My Profile Photo

Bits and pieces


Between bits and bytes and all other pieces.
A tech blog about Clojure, BigData, and Software Architecture.


Projects

Here some of my Open Source projects which you might be interested into.

Samsara

Samsara is a Real-Time analytics platform written in Clojure.

It’s is a large scale analytics platform for BigData. With this project I’m targeting users who feel the need of data analytics and they want to keep their data, as supposed to use a third-party service which it just shows you aggregated reports and not the raw data.

It can be used on both: website and mobile apps, but also in backend services. Samsara provides a end-to-end solution for collecting, ingesting, processing, enrich, query and visualize your data leveraging well established Open Source solutions like Kafka and ElasticSearch.

It has been used in large scale deployments processing over 685 million events per day, and 25 million events per hour in peak time, and over 500K clients.

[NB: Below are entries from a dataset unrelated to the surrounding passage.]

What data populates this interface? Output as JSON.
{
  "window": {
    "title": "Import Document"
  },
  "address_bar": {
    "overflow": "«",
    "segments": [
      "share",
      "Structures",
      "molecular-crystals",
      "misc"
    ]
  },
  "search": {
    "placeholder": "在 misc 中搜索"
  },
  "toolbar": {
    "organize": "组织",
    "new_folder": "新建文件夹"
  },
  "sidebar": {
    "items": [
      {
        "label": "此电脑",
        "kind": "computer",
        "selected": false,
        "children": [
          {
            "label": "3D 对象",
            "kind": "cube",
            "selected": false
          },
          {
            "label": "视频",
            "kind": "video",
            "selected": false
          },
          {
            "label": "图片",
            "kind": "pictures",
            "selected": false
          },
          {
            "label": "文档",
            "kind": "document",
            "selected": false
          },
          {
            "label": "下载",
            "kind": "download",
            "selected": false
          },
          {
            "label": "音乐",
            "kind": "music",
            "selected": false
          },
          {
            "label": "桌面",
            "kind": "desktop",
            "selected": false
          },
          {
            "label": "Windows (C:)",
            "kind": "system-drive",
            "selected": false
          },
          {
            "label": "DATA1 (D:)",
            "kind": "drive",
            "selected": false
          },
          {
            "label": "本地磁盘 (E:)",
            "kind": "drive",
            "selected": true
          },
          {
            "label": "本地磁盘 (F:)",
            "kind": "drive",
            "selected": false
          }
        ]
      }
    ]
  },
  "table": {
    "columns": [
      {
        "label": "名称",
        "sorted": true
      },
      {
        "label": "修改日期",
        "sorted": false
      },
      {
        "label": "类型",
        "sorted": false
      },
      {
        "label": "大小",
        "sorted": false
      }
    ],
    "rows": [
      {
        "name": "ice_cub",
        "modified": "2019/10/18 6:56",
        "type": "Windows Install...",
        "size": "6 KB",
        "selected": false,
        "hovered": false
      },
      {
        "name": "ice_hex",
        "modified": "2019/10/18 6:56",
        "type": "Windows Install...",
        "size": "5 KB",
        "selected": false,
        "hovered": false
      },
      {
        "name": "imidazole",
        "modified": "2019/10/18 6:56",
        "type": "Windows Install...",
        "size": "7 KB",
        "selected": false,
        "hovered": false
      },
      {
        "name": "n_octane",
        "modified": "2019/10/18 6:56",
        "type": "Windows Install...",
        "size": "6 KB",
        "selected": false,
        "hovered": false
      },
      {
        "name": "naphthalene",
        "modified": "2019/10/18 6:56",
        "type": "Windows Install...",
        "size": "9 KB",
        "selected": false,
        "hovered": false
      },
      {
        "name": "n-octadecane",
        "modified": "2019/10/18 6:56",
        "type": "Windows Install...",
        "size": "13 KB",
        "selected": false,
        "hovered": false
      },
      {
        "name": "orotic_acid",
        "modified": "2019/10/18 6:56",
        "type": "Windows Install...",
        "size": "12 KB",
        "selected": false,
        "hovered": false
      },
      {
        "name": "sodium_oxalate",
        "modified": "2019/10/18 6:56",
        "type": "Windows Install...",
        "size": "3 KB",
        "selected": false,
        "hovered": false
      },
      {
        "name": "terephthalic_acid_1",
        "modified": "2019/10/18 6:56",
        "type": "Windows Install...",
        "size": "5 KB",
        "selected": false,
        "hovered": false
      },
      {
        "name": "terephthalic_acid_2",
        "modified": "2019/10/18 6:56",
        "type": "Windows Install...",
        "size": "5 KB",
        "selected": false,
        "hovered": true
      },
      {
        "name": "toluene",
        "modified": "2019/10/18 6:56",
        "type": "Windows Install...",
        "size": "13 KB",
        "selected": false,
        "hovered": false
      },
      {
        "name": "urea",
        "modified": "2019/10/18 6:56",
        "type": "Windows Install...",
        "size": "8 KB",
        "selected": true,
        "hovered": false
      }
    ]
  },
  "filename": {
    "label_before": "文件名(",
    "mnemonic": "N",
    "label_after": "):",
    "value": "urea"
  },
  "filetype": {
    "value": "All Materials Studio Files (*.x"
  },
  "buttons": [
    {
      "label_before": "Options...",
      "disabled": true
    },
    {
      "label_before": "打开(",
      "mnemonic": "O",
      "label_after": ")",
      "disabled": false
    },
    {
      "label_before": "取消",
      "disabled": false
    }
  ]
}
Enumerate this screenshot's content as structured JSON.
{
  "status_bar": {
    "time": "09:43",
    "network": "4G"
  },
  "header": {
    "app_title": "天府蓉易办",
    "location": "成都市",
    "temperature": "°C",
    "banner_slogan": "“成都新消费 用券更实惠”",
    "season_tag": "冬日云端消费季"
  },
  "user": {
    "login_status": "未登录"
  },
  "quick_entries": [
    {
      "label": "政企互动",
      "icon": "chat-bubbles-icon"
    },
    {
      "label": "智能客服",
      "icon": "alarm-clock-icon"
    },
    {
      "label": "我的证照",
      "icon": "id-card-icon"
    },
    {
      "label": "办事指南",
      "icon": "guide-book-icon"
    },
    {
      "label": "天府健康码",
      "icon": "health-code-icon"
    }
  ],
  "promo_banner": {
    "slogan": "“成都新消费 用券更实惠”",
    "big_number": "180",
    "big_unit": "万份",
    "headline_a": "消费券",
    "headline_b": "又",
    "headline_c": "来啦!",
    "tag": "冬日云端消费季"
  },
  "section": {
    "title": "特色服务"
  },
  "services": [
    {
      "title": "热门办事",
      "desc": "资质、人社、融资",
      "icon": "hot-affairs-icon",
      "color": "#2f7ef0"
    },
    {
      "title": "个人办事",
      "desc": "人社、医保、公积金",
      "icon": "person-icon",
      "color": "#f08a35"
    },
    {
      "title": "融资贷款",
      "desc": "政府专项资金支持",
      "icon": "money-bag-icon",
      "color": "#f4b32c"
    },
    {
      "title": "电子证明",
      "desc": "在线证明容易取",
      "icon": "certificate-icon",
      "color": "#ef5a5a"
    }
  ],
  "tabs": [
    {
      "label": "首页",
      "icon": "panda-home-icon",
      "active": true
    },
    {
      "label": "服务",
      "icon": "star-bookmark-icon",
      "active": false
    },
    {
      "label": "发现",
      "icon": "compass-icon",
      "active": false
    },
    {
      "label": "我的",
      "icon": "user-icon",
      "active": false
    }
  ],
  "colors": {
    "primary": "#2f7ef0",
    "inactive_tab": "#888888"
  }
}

Because of it’s flexible and scalable processing system you can build easily real-time solutions for your products/services. I’ve used it to build a real-time recommendation system and other machine learning solutions.

I’m looking to expand this project with more out-of-the-box machine learning modules and to create a community behind the project.


Where

where it’s a small Clojure/ClojureScript library to write predicate functions which are easier to read and easier to compose.


Safely

safely it’s a Clojure library which embraces the declarative error management idea. The purpose of the library is to simply and effectively handle retries declaratively making sure that in a large distributed system these retries won’t cause self-similar mass behavior and causing more arm than benefit.


dragonfiles

dragonfiles it’s a Clojure tools to easily process files. Most of people are familiar with the Linux tool awk. Although very powerful it lack of expressiveness. I found myself to have hundreds of thousands of file to process and I was in the middle of deciding whether shell scripting or Hadoop based solution was going to solve the problem. I wanted something easy as shell scripting, and not so heavy as Hadoop. So I decided to write a small tool to cover this middle ground where it would be too complex to develop awk scripts but not yet so big enough to move to a BigData solution. The tool allow to easily define a processing function which is applied to every file in input at once or line-by-line. You can harness the power of Clojure together with the rich Java/Clojure libraries ecosystem in a command line environment.

dragonfiles is still work-in-progress but already usable.